Quick Start | Dataiku for AI collaboration#
Get started#
Recent advancements in generative AI have made it easy to apply for jobs. But be careful! Scammers have also been known to create fake job applications in the hopes of stealing personal information. Let’s see if you — with Dataiku’s help — can spot a real job posting from a fake one!
Objectives#
Rather than designing new elements like in the quick starts for data preparation, machine learning, or MLOps, this quick start focuses on how to collaborate with colleagues and use the AI capabilities they have already created as inputs for your own objectives.
In this quick start, you’ll:
Understand a project’s objectives by reviewing the Flow.
Recognize how group assignments impact project security.
Communicate insights with a dashboard.
Run a colleague’s workload by using both an automation scenario and a Dataiku application.
Note
All capabilities featured in this quick start can be completed with the AI Consumer user profile.
Tip
To check your work, you can review a completed version of this entire project from data preparation through MLOps on the Dataiku gallery.
Create an account#
To follow along with the steps in this tutorial, you need access to a 12.6+ Dataiku instance.

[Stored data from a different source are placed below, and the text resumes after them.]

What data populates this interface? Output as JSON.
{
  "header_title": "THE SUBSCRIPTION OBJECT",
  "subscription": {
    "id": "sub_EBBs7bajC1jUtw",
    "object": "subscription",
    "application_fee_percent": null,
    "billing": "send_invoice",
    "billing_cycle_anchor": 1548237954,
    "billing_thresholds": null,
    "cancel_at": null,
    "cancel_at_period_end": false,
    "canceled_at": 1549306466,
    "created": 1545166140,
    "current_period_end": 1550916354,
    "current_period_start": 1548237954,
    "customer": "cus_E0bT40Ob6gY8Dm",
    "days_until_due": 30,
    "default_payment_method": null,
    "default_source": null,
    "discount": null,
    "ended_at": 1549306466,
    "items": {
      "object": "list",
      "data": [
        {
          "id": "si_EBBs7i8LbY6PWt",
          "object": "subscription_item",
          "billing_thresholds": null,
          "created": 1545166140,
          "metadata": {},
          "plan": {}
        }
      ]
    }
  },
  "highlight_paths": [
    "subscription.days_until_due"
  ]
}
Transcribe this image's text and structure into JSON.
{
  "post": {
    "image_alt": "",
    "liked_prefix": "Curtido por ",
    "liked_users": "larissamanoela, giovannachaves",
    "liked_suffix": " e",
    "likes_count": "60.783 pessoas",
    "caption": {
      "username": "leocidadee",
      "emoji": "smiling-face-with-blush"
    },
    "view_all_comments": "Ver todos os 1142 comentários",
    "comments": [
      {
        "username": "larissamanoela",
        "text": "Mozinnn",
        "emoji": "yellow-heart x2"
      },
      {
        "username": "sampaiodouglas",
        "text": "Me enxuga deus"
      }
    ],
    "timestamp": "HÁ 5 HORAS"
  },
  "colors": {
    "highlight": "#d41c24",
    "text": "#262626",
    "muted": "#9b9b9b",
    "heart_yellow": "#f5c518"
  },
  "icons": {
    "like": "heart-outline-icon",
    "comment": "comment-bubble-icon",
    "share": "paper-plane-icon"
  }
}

If you do not already have access, you can get started in one of two ways:
Start a 14 day free trial. See this how-to for help if needed.
Install the free edition locally for your operating system.
Open Dataiku#
The first step is getting to the homepage of your Dataiku Design node.
Create the project#
Once you are on the Design node homepage, you can create the tutorial project.
From the Dataiku Design homepage, click + New Project.
Click DSS tutorials in the dropdown menu.
In the dialog, click Quick Starts on the left hand panel.
Choose AI Collaboration Quick Start, and then click OK.
Note
You can also download the starter project from this website and import it as a zip file.
Are you using an AI Consumer profile?
AI Consumer profiles do not include the permission to create a new project. However, as a Designer on a trial or free edition, you’ll be able to do this on your own!
If using an AI Consumer profile, have your instance administrator follow the steps below so you can complete the quick start:
Create the project above.
Build the Flow.
Assume the role of the Score Data scenario’s last author by making an arbitrary change to the scenario (such as to the trigger) and saving it.
Grant you permission to access the project.
Review the Flow#
See a screencast covering this section’s steps
One of the first concepts a user needs to understand about Dataiku is the Flow. The Flow is the visual representation of how datasets, recipes (steps for data transformation), and models work together to move data through an analytics pipeline.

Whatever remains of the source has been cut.